We shared our garden space this year. This meant that I was harvesting foods that I normally wouldn’t have planted.
What to do with beets and turnips? The hubby swears he doesn’t like beets. He thinks they taste like mud. I think that he might be right in regards to soup, so I didn’t make any bright red soup. I was pretty sure I could make him enjoy a beet if I could get him to try it oven roasted. The trick would be to disguise it or at least make it a more minor player in the dish. I thought parsnips might be the answer; so I bought parsnips to roast with the turnips, beets, and carrots that came from the garden. The only thing left to decide was how complex the coating should be. For the first attempt I went with olive oil and Spike. It was a home run. No, really. A home run to the extent that every time we head to town we are buying parsnips.
There seems to be an assumption that for a food to be delicious, the recipe must be complex. This is a lie. I should have remembered. After all, one of my most favorite foods is a bowl of hot millet served with salted butter and molasses. So, it’s no surprise that this year’s favorite winter recipe happens to be dead simple. I may even forgive myself for a food rut.

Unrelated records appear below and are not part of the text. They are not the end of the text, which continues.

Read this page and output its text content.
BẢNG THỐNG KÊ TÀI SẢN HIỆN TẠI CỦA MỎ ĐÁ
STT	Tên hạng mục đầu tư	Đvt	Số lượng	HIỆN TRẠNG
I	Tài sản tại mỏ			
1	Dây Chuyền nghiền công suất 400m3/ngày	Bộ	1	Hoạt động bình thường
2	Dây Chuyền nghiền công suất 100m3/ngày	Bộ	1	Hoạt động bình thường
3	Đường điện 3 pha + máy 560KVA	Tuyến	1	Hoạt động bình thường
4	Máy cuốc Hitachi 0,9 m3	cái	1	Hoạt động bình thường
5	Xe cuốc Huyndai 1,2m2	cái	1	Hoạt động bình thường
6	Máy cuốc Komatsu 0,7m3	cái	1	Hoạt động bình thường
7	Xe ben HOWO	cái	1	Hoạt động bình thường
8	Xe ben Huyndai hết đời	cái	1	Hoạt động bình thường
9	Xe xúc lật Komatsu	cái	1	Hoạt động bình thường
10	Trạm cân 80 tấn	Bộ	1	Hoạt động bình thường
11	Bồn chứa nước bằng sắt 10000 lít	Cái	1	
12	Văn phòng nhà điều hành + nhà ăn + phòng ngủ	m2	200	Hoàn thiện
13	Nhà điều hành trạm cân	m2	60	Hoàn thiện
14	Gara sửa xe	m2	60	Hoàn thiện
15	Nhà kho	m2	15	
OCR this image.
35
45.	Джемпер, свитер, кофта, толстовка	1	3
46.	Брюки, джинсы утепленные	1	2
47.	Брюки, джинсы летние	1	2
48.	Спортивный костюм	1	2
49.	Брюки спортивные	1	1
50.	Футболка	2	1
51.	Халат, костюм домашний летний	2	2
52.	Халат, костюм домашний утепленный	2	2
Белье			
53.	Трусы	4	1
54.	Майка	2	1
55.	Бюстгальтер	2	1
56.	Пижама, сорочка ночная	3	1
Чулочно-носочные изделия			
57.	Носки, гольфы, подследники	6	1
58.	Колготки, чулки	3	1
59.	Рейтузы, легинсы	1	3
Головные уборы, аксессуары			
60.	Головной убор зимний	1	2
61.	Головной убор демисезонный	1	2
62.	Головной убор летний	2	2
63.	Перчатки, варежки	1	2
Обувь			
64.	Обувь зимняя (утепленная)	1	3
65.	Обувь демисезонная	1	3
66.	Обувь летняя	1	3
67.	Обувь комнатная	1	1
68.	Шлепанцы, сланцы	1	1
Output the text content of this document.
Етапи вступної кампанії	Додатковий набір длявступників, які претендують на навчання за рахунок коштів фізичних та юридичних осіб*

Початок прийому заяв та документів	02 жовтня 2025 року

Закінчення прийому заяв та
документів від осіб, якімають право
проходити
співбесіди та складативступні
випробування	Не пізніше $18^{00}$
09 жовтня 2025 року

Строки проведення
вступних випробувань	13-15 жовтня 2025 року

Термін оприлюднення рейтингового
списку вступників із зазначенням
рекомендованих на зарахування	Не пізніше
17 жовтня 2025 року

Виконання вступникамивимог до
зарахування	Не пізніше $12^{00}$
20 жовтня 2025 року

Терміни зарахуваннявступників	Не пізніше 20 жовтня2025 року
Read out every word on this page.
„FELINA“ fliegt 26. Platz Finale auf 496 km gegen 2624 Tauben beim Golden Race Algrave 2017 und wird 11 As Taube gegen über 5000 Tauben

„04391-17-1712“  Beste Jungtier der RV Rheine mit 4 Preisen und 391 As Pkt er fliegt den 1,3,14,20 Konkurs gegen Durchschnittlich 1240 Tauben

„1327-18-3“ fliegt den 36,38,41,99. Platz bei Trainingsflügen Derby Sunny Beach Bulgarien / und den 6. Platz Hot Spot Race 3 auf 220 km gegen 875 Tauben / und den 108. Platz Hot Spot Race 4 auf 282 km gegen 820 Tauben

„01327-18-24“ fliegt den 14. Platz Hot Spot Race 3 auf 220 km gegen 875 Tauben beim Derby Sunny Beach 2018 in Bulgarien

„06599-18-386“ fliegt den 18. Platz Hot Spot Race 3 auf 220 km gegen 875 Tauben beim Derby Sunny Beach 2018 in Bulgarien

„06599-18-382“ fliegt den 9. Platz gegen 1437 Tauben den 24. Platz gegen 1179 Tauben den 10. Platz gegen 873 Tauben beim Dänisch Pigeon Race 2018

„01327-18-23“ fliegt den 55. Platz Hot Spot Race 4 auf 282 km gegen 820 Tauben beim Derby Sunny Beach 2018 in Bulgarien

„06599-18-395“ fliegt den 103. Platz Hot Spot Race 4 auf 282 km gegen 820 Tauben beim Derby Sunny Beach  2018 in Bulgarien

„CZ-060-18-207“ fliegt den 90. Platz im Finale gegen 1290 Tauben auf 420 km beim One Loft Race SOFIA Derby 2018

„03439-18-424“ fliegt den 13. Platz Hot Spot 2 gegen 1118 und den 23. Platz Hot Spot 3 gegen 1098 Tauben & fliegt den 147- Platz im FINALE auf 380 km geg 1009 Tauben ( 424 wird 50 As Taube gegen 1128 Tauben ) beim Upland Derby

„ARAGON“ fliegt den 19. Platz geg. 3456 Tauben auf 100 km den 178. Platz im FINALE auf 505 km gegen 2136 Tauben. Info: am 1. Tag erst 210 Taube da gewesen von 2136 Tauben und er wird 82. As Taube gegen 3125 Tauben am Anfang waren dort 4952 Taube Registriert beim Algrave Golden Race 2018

I know we are supposed to maintain a wide variety of foods in our diets, but that doesn’t play well with the fact that when something comes due in the garden, you eat a bunch of it, over and over until the harvest is done, or you become tired of it. Well we haven’t become tired of this yet. I make a full tray every time, and every time I wish I made twice as much. Today I think I’ll double it.
Roasted Root Veggie Goodness:
Preheat oven to 425*, you will need 1 large bowl, and a cookie sheet that is coated lightly with oil.
Peel and chunk the following four veggies to about the size of your thumb after the knuckle. The weights should be after cutting.
1 lb beets
1 lb turnips
1 lb carrots
1 lb parsnips
Olive oil (enough to coat)
Place all the veggies in the bowl, toss to coat with olive oil, sprinkle Spike so as to be evenly distributed.
Place on the cookie sheet, and bake at 425* for 45 minutes, stirring at 30 minutes. If the veggie size is fairly uniform, and the size described, it will be done in 45. Depending on the day’s humidity, how fresh from harvest the roots are, etc, this time can vary. You are looking for a bit of brown at the edges, and a sweet smell, which lets you know that the sugars in the veggies have caramelized. (In fact the only reason the pan is oiled, is because those sugars sometimes bake onto the pan and are difficult to clean away.)